Les transports, le point noir de cette Coupe du Monde

Justo Villar n’est pas aussi mesuré dans ses propos que son prénom pourrait le laisser entendre.

Alors que les vox pipoli, populi et footballi tressent des lauriers à l’organisation sud-africaine, le gardien paraguayen prend, lui, le côté opposé. Rentré au pays après l’élimination de l’Albirroja par la Furia Roja espagnole en quart de finale, Villar s’est lâché sur l’antenne de Telefuturo.
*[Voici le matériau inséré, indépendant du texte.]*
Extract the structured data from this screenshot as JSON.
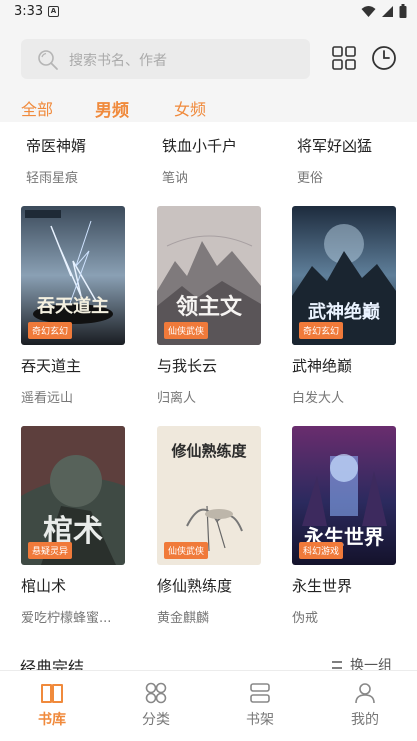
{
  "status_bar": {
    "time": "3:33",
    "notification_icon": "A"
  },
  "search": {
    "placeholder": "搜索书名、作者"
  },
  "tabs": [
    {
      "label": "全部",
      "active": false
    },
    {
      "label": "男频",
      "active": true
    },
    {
      "label": "女频",
      "active": false
    }
  ],
  "top_row": [
    {
      "title": "帝医神婿",
      "author": "轻雨星痕"
    },
    {
      "title": "铁血小千户",
      "author": "笔讷"
    },
    {
      "title": "将军好凶猛",
      "author": "更俗"
    }
  ],
  "row2": [
    {
      "title": "吞天道主",
      "author": "遥看远山",
      "genre": "奇幻玄幻",
      "cover_text": "吞天道主"
    },
    {
      "title": "与我长云",
      "author": "归离人",
      "genre": "仙侠武侠",
      "cover_text": "领主文"
    },
    {
      "title": "武神绝巅",
      "author": "白发大人",
      "genre": "奇幻玄幻",
      "cover_text": "武神绝巅"
    }
  ],
  "row3": [
    {
      "title": "棺山术",
      "author": "爱吃柠檬蜂蜜...",
      "genre": "悬疑灵异",
      "cover_text": "棺术"
    },
    {
      "title": "修仙熟练度",
      "author": "黄金麒麟",
      "genre": "仙侠武侠",
      "cover_text": "修仙熟练度"
    },
    {
      "title": "永生世界",
      "author": "伪戒",
      "genre": "科幻游戏",
      "cover_text": "永生世界"
    }
  ],
  "section": {
    "title": "经典完结",
    "more_label": "换一组"
  },
  "bottom_nav": [
    {
      "label": "书库",
      "icon": "book-open-icon",
      "active": true
    },
    {
      "label": "分类",
      "icon": "category-icon",
      "active": false
    },
    {
      "label": "书架",
      "icon": "bookshelf-icon",
      "active": false
    },
    {
      "label": "我的",
      "icon": "profile-icon",
      "active": false
    }
  ],
  "colors": {
    "accent": "#f08a3c",
    "badge": "#f07a3a"
  }
}
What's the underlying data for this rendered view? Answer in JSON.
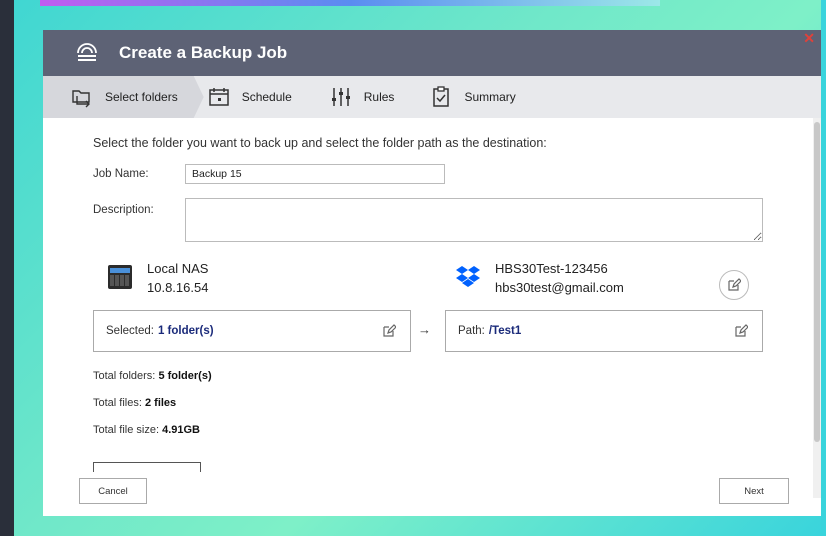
{
  "dialog": {
    "title": "Create a Backup Job",
    "close_glyph": "✕"
  },
  "steps": [
    {
      "label": "Select folders",
      "icon": "folder-arrow-icon",
      "active": true
    },
    {
      "label": "Schedule",
      "icon": "calendar-icon",
      "active": false
    },
    {
      "label": "Rules",
      "icon": "sliders-icon",
      "active": false
    },
    {
      "label": "Summary",
      "icon": "clipboard-icon",
      "active": false
    }
  ],
  "form": {
    "instruction": "Select the folder you want to back up and select the folder path as the destination:",
    "job_name_label": "Job Name:",
    "job_name_value": "Backup 15",
    "description_label": "Description:",
    "description_value": ""
  },
  "source": {
    "name": "Local NAS",
    "ip": "10.8.16.54",
    "icon": "nas-device-icon",
    "selected_label": "Selected:",
    "selected_value": "1 folder(s)"
  },
  "destination": {
    "name": "HBS30Test-123456",
    "account": "hbs30test@gmail.com",
    "icon": "dropbox-icon",
    "path_label": "Path:",
    "path_value": "/Test1"
  },
  "arrow_glyph": "→",
  "stats": {
    "total_folders_label": "Total folders:",
    "total_folders_value": "5 folder(s)",
    "total_files_label": "Total files:",
    "total_files_value": "2 files",
    "total_size_label": "Total file size:",
    "total_size_value": "4.91GB"
  },
  "buttons": {
    "cancel": "Cancel",
    "next": "Next"
  },
  "colors": {
    "titlebar": "#5d6275",
    "accent_value": "#1a2a7a",
    "close": "#e0413a",
    "dropbox": "#0061fe"
  }
}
“Le pays n’était pas préparé pour un tel événement. Il s’est passé une montagnes de petites choses désagréables. Par exemple, lors de notre premier match contre l’Italie, le bus est tombé en panne, on a attendu 45 minutes avant de prendre finalement des taxis. La FIFA n’attache de l’importance qu’aux stades et à ce que voient les gens à la télévision.”

Voilà qui est dit. Pour l’instant, c’est la seule voix discordante. Et un tantinet de mauvaise foi, car honnêtement après tout ce qu’on a pu entendre depuis six ans sur la catastrophe annoncée, vu de ce prisme ce Mondial est une immense réussite. Mais Villar a le mérite de pointer du doigt le gros hic du tournoi : les transports. Entre le traffic à Joburg, les grèves des chauffeurs de bus toujours à Joburg, les avions annulés (une grosse dizaine de détenteurs de billets pour la demi-finale à Durban s’est retrouvée sur le carreau), et les retards, les nerfs devaient parfois être bien solides. Mais pas de quoi entacher le succès d’un événement à la hauteur des attentes suscitées, même si comparé à l’Allemagne en 2006 la ferveur mondialiste était beaucoup, beaucoup moins palpable dans les rues.

En tout cas, la note officielle tombera lundi, on sera fixé sur l’évaluation officielle de la FIFA. Elle ira de 1 à 10. Si j’étais Sepp Blatter et Jérôme Valcke, je distribuerais un 7,5/10. Un chiffre donne déjà satisfaction au comité d’organisation, d’ores et déjà : 2,997  million de spectateurs dans les stades sur les 61 matches avant le dernier carré. Soit une moyenne de 49 134 nantis par rencontre. Seuls USA 1994 et Allemagne 2006 ont fait mieux.